Cette procédure commençait (dans le dossier étudié) par une déposition de la victime mentionnant avoir surpris le dénommé Cornu « dans différentes chambres de la maison, où il n’avait pas à aller ».

Le commissaire interrogeait ensuite de premier commis de l’inspecteur Santerre, qui avait assisté à la perquisition.

Le même jour, le procureur du Roi sollicitait du lieutenant criminel un nouvel interrogatoire du prévenu, après lequel il concluait à la continuation de l’information et au récolement des témoins. Sur ses conclusions, le lieutenant criminel rendit une ordonnance en ces termes : « Soit fait ainsi qu’il est requis ».

Le récolement des témoins et leur confrontation avec l’accusé eut lieu le 17 décembre : tous prêtèrent serment et affirmèrent avoir dit la vérité ; aucun d’entre eux ne rétracta ses précédentes déclarations.

Le 18 décembre, ce furent les deux experts maîtres-serruriers commis pour examiner les crochets saisis chez Cornu qui furent interrogés : à leur avis ces objets étaient destinés à ouvrir les portes sans effraction en permettant de soulever les loquets.

Au bas de l’information, le procureur du Roi demandait que cette pièce de procédure contenant l’interrogatoire des deux experts fût jointe au procès.

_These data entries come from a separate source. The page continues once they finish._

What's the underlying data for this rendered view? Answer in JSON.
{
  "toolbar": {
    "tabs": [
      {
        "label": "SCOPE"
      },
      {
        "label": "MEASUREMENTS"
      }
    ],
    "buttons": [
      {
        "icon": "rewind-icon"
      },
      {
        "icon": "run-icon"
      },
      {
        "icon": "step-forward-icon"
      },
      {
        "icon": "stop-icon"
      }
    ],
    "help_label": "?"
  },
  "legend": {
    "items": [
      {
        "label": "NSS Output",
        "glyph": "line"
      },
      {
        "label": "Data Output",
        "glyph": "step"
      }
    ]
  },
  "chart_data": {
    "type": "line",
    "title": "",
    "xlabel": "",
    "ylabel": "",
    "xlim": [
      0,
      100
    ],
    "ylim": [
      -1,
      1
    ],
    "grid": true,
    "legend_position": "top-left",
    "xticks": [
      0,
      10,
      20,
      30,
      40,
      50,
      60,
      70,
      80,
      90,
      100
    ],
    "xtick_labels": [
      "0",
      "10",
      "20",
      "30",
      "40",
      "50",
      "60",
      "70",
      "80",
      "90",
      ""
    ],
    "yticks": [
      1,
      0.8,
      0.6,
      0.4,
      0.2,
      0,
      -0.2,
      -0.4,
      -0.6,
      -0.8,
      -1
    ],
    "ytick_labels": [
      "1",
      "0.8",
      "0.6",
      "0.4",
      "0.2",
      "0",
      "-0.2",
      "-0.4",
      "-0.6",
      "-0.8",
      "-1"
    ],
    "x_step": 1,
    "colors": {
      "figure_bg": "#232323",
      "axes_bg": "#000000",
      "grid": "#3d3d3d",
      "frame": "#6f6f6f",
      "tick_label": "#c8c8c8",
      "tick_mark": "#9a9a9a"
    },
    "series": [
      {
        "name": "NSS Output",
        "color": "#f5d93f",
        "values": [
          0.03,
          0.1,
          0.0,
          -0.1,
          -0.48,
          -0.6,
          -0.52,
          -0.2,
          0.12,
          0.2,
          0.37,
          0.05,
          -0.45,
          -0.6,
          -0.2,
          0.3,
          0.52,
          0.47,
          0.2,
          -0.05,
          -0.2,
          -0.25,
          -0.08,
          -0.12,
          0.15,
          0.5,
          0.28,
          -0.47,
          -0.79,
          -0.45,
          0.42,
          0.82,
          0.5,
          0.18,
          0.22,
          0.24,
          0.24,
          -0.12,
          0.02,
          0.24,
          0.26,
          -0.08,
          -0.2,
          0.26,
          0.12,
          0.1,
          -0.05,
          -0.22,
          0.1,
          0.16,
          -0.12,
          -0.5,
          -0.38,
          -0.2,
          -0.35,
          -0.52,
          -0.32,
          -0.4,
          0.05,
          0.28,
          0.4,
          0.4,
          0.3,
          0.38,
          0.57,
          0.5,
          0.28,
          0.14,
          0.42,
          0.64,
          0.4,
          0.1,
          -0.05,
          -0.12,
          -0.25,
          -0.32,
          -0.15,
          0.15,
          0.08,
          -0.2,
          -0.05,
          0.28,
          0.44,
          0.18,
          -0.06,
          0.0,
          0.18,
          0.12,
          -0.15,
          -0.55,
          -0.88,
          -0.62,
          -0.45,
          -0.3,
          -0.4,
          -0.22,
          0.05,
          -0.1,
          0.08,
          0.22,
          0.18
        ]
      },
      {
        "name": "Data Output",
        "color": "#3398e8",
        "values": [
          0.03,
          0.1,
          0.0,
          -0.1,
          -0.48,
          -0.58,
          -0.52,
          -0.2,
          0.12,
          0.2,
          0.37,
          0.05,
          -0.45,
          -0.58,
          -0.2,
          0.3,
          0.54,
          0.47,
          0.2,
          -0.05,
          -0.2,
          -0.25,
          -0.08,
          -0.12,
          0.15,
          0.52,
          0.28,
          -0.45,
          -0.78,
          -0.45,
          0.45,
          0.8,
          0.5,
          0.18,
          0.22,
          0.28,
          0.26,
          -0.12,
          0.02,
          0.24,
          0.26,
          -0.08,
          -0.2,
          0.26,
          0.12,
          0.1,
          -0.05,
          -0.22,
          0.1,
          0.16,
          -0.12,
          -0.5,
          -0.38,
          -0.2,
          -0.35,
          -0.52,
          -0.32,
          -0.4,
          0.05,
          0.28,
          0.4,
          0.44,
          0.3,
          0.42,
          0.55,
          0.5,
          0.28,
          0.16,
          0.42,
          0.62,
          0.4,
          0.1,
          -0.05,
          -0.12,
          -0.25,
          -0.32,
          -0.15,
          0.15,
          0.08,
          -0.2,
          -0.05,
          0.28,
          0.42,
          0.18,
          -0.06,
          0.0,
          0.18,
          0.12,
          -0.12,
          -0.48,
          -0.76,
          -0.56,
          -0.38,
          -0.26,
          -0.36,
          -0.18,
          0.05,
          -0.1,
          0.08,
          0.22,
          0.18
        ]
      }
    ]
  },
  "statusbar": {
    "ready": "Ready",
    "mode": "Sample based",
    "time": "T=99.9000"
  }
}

Le même jour, sur réquisitoire, le procureur du Roi concluait à la culpabilité de Cornu dans les vols d’effets commis chez le sieur Roch, tout en basant son argumentation sur le caractère suspect des crochets saisis chez Cornu « propres à se procurer l’ouverture des serrures sans effraction », puis il sollicitait de la Chambre criminelle que Cornu fût condamné à être « conduit à la chaîne pour y être attaché et servir le Roi comme forçat pendant l’espace de trois ans, préalablement flétri par l’exécuteur de la haute justice au devant de la porte du Grand Châtelet, d’un fer chaud en forme de lettres G.A.L. sur l’épaule droite ».

Le 25 décembre 1786, la Chambre criminelle du Châtelet de Paris rendait une sentence par laquelle elle reconnaissait que « le nommé Antoine Cornu était convaincu d’avoir été trouvé saisi d’effets volés ainsi que de clefs et crochets suspects dont il avait rendu compte, suspect également d’avoir commis un vol dans la chambre d’un de ses voisins » ; mais comme il était simplement suspecté, le Châtelet condamna Cornu à une peine de bannissement de 9 ans de la ville, prévôté et vicomté de Paris et en outre à une amende de trois livres envers le Roi.

Le jugement était lu le jour même à Cornu, qui déclarait « acquiescer la présente sentence ». Quant au procureur du Roi, il ne jugea pas utile de faire appel a minima de la décision rendue par les juges de la Chambre criminelle.